Dispatch test-result-analyzer to classify each non-pass into a routed category (real defect / flake / test bug / infra / stale dep / config drift) with evidence. Route a flake to quarantine, a test bug back to phase 1 as a reviewable case change, and infra/stale/config to the environment (via workflow-health-triage).

Phase 4 — Adapt code

For each confirmed real failure, dispatch test-code-adapter to apply the minimal correct change that satisfies the asserted behaviour, fixing the root cause. The fix re-enters phase 2 (re-execute); never assume green without re-running.

Loop or exit

Repeat from phase 2 until the exit conditions hold: every required case is green, no previously-green case regressed, and the coverage/mutation signal is acceptable per the foundation's coverage governance. Surface the per-turn state each round; stop when exit-ready, or hand back when a turn cannot make progress (for example a fix needs a product decision).

Hard rules

  1. Never make a case pass by weakening, deleting, skipping, or hard-coding to its expected value; resolve a red case by a code adaptation (phase 4) or, when the test was wrong, a reviewable case change (phase 1) — never a silent escape. This is the cycle's central integrity rule.
  2. Always write a failing regression case before fixing a confirmed defect, so the cycle accumulates coverage of real failures over time.
  3. Never retry a flaky test until it goes green; route a confirmed flake to quarantine-and-track, not to the gating signal.
  4. Never declare a turn complete without re-execution: a code change re-enters phase 2 and all cases must be green with no regression before exit.
  5. Never restate a phase's internals here; dispatch its capability (test-case-extractor / tier generators, quality-gate, test-result-analyzer, test-code-adapter) and orchestrate the loop.
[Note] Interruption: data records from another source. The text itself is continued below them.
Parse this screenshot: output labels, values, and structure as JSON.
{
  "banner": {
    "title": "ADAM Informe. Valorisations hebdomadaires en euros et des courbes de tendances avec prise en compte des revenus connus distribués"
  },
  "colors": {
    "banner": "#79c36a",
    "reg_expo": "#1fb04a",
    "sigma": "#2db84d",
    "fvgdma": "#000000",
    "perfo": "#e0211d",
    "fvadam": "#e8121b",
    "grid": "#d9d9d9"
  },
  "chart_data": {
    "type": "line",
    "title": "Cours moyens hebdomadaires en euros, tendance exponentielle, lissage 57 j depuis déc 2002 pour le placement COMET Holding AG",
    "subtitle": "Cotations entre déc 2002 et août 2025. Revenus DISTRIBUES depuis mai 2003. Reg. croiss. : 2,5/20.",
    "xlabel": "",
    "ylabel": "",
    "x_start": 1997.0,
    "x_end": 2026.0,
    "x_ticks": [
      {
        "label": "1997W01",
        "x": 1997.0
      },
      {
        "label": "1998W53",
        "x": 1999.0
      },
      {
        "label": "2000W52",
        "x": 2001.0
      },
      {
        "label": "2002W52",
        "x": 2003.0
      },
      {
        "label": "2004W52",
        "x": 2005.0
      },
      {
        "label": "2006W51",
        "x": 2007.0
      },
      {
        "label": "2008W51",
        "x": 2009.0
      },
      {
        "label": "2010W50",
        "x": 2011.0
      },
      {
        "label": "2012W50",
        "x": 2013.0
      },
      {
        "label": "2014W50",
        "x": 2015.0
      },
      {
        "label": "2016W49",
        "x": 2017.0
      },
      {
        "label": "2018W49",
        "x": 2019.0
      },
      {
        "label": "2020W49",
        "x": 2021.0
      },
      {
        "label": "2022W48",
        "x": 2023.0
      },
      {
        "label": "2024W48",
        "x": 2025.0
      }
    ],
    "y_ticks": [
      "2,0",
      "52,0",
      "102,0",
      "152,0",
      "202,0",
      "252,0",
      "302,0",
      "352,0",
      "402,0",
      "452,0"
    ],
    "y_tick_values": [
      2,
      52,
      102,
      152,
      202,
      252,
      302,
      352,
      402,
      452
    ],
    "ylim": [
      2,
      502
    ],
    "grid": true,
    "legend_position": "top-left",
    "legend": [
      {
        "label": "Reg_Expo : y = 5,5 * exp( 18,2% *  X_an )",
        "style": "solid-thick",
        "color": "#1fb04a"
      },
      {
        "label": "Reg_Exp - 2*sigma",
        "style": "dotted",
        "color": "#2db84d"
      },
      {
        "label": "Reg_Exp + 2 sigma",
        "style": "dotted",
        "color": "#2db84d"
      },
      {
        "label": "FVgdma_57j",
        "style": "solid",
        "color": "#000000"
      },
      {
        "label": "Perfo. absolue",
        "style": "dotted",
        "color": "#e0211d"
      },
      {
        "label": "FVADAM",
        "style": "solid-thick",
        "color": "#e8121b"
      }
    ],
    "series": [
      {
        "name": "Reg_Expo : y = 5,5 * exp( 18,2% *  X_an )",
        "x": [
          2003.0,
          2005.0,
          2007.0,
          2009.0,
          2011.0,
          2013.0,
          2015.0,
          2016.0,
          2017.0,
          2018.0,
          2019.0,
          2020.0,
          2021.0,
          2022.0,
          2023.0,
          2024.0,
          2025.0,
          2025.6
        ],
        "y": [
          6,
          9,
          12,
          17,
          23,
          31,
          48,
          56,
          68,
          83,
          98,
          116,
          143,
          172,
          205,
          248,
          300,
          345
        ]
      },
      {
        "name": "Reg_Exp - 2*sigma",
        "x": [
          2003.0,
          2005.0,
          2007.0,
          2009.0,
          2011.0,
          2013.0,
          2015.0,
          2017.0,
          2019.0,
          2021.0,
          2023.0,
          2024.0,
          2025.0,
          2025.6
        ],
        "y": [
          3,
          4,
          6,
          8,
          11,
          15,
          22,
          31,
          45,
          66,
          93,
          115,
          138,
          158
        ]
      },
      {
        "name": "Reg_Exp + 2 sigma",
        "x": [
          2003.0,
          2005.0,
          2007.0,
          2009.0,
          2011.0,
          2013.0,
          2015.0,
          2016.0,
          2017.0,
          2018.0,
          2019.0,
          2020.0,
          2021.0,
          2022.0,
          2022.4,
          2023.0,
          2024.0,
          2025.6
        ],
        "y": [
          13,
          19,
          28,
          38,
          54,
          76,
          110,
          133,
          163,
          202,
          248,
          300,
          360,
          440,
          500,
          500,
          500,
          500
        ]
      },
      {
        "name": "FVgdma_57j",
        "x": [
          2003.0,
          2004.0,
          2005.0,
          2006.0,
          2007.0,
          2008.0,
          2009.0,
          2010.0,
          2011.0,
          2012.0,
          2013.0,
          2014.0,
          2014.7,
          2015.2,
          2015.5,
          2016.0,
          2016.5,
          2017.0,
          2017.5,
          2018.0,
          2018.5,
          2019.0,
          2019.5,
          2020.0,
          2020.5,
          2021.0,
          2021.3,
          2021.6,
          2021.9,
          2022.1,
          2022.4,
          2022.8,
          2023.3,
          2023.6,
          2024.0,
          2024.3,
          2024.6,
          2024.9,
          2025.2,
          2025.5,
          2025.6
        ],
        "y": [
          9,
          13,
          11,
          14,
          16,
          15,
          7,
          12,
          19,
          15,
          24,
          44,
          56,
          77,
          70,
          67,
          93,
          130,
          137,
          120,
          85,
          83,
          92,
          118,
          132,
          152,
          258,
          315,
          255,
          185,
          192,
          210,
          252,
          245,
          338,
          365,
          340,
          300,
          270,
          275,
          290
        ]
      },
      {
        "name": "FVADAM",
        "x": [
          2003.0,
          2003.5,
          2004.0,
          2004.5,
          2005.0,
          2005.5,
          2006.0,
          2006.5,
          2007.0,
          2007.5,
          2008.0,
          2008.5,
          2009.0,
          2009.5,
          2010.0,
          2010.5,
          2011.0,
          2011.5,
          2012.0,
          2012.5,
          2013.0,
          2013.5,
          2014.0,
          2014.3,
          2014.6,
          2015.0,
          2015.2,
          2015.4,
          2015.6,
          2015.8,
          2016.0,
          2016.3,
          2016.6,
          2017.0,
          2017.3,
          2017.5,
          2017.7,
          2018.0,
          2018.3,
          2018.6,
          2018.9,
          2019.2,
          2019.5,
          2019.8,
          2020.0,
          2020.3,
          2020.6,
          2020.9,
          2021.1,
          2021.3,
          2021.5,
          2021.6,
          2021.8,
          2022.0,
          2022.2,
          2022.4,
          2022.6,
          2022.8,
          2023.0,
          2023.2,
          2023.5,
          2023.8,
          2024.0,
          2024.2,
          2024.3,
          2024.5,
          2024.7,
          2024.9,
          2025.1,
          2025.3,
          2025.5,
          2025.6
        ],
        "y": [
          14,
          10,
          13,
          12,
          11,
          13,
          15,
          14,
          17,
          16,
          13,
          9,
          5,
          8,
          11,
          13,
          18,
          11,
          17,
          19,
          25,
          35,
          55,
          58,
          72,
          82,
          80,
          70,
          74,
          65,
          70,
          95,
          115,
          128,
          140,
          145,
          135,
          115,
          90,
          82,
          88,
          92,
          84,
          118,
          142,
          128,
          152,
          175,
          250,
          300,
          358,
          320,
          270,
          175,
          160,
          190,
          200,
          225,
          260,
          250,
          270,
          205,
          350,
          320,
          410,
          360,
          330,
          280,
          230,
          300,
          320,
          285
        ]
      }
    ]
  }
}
When a phase spec disagrees with this skill, the spec wins; propose a skill update rather than diverging.

Resumability

Per spec/claude/resumable-work/, this skill is resumable: true. State is persisted to .resume/test-cycle-orchestrate/<run-id>.yml after every successful phase boundary and user-approval gate. On re-invocation, scan that directory for files with status: in_progress whose inputs: snapshot matches the current invocation; if one matches, prompt the operator with Resume run <run_id> from phase <phase> (last checkpoint <last_checkpoint_at>)? [resume / start-new / discard]. The state-file envelope and fail-closed semantics are load-bearing in the spec; don't duplicate those rules here.